Além de suas contribuições teológicas, Flácio também foi um estudioso das línguas clássicas e publicou vários trabalhos sobre gramática e filologia. Lançou bases para a hermenêutica como disciplina acadêmica com princípios fundamentados.

Martin Chemnitz

Martin Chemnitz ou Kemnitz, (1522- 1586) teólogo luterano alemão. Apelidado de “o segundo Martinho” [Lutero], efetivamente foi quem as igrejas luteranas em uma tradição teológica comum.

Estudou na Universidade de Wittenberg, protegido por Philipp Melanchthon. Em 1550 mudou-se para Königsberg, para ser bibliotecário do duque Alberto da Prússia.
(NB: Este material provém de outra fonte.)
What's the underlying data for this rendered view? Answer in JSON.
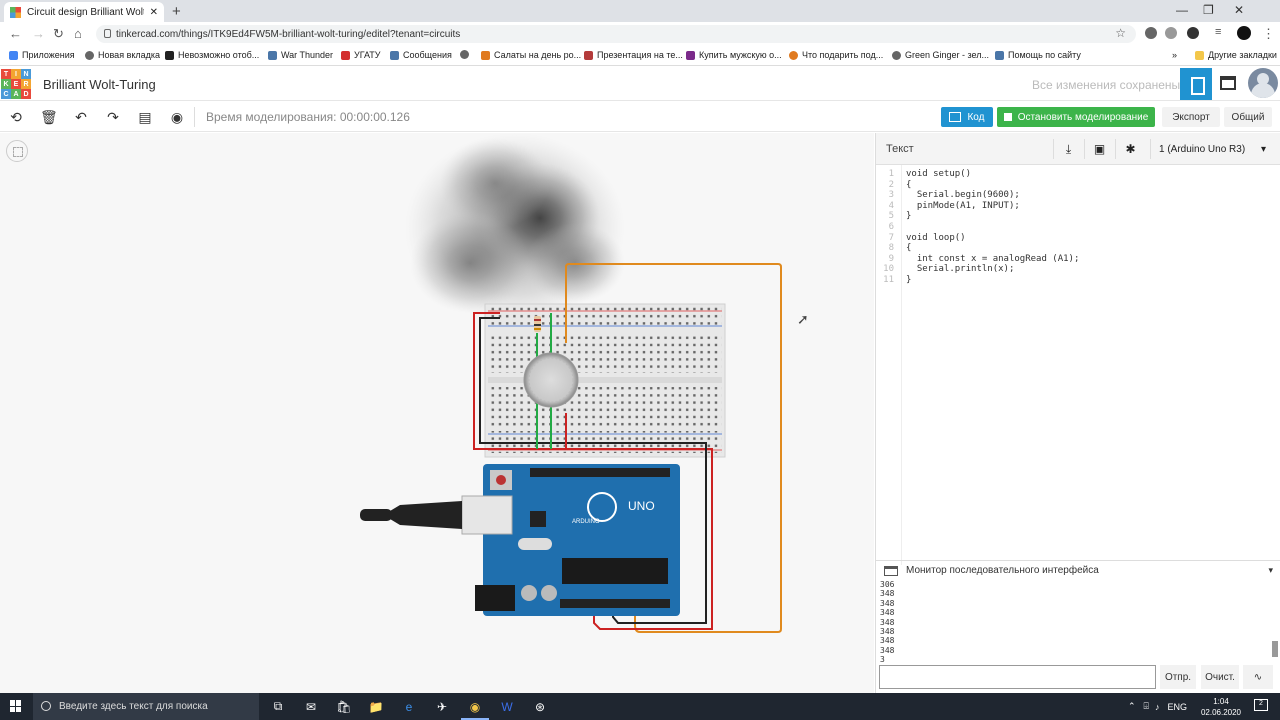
{
  "browser": {
    "tab_title": "Circuit design Brilliant Wolt-Turing",
    "new_tab_icon": "plus-icon",
    "url": "tinkercad.com/things/ITK9Ed4FW5M-brilliant-wolt-turing/editel?tenant=circuits",
    "bookmarks": [
      {
        "label": "Приложения",
        "color": "#4285f4"
      },
      {
        "label": "Новая вкладка",
        "color": "#666666"
      },
      {
        "label": "Невозможно отоб...",
        "color": "#222222"
      },
      {
        "label": "War Thunder",
        "color": "#4a76a8"
      },
      {
        "label": "УГАТУ",
        "color": "#d32f2f"
      },
      {
        "label": "Сообщения",
        "color": "#4a76a8"
      },
      {
        "label": "",
        "color": "#666666"
      },
      {
        "label": "Салаты на день ро...",
        "color": "#e07a1f"
      },
      {
        "label": "Презентация на те...",
        "color": "#b43b3b"
      },
      {
        "label": "Купить мужскую о...",
        "color": "#7b2a8a"
      },
      {
        "label": "Что подарить под...",
        "color": "#e07a1f"
      },
      {
        "label": "Green Ginger - зел...",
        "color": "#666666"
      },
      {
        "label": "Помощь по сайту",
        "color": "#4a76a8"
      }
    ],
    "more_bookmarks": "»",
    "other_bookmarks": "Другие закладки"
  },
  "header": {
    "logo_letters": [
      "TIN",
      "KER",
      "CAD"
    ],
    "logo_colors": [
      "#e84a3c",
      "#f3a531",
      "#4a9ad8",
      "#5ab55a",
      "#e84a3c",
      "#f3a531",
      "#4a9ad8",
      "#5ab55a",
      "#e84a3c"
    ],
    "design_title": "Brilliant Wolt-Turing",
    "saved_status": "Все изменения сохранены"
  },
  "toolbar": {
    "sim_time": "Время моделирования: 00:00:00.126",
    "code_label": "Код",
    "stop_label": "Остановить моделирование",
    "export_label": "Экспорт",
    "share_label": "Общий"
  },
  "panel": {
    "mode_label": "Текст",
    "board": "1 (Arduino Uno R3)",
    "code_lines": [
      "void setup()",
      "{",
      "  Serial.begin(9600);",
      "  pinMode(A1, INPUT);",
      "}",
      "",
      "void loop()",
      "{",
      "  int const x = analogRead (A1);",
      "  Serial.println(x);",
      "}"
    ],
    "serial_title": "Монитор последовательного интерфейса",
    "serial_output": [
      "306",
      "348",
      "348",
      "348",
      "348",
      "348",
      "348",
      "348",
      "3"
    ],
    "send_label": "Отпр.",
    "clear_label": "Очист."
  },
  "taskbar": {
    "search_placeholder": "Введите здесь текст для поиска",
    "lang": "ENG",
    "time": "1:04",
    "date": "02.06.2020",
    "notifications": "2"
  }
}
De volta à Wittenberg em 1553, foi pastor e começou a dar palestras sobre os Loci communes rerum theologicarum de Melanchthon, além de ser coadjutor e depois superintendente das igrejas luteranas de Braunschweig.

Em 1568 iniciou uma década de trabalho com o teólogo Jakob Andreä para unificar o luteranismo alemão. O resultado foi a Fórmula de Concórdia (1577), marco da ortodoxia luterana.

Chemnitz question a canonicidade da antilegômena e sua autoridade para avaliação doutrinária, mas consideram esses livros úteis à fé. Articulou a doutrina luterana da presença real do corpo e sangue de Cristo na Eucaristia. Acentua a relação entre as naturezas divina e humana de Cristo. Fez uma análise crítica do Concílio de Trento, além de um comentário sobre Loci communes, de Melanchthon.

Laestadianismo

Laestadianismo é um movimento avivalista nas igrejas luteranas da Noruega, Suécia e Finlândia, nascido de influências pietistas e morávias no século XIX, principalmente entre comunidades sami. Parte do movimento constitui denominações independentes nos EUA e Canadá.

História

O movimento deve o nome e foi iniciado pelo pastor e botânico luterano sueco Lars Levi Laestadius ou Læstadius (1800-1861). Educado na Universidade de Uppsala, Læstadius foi ordenado ministro em 1825. Foi enviado como missionário entre os sami (povo antigamente conhecidos como “lapões”) no norte da Suécia, onde entre 1826 e 1849 foi pastor na paróquia de Karesuando. Laestadius era filho de mãe sami, a qual também era devota participante de conventículos de oração e leitura bíblica.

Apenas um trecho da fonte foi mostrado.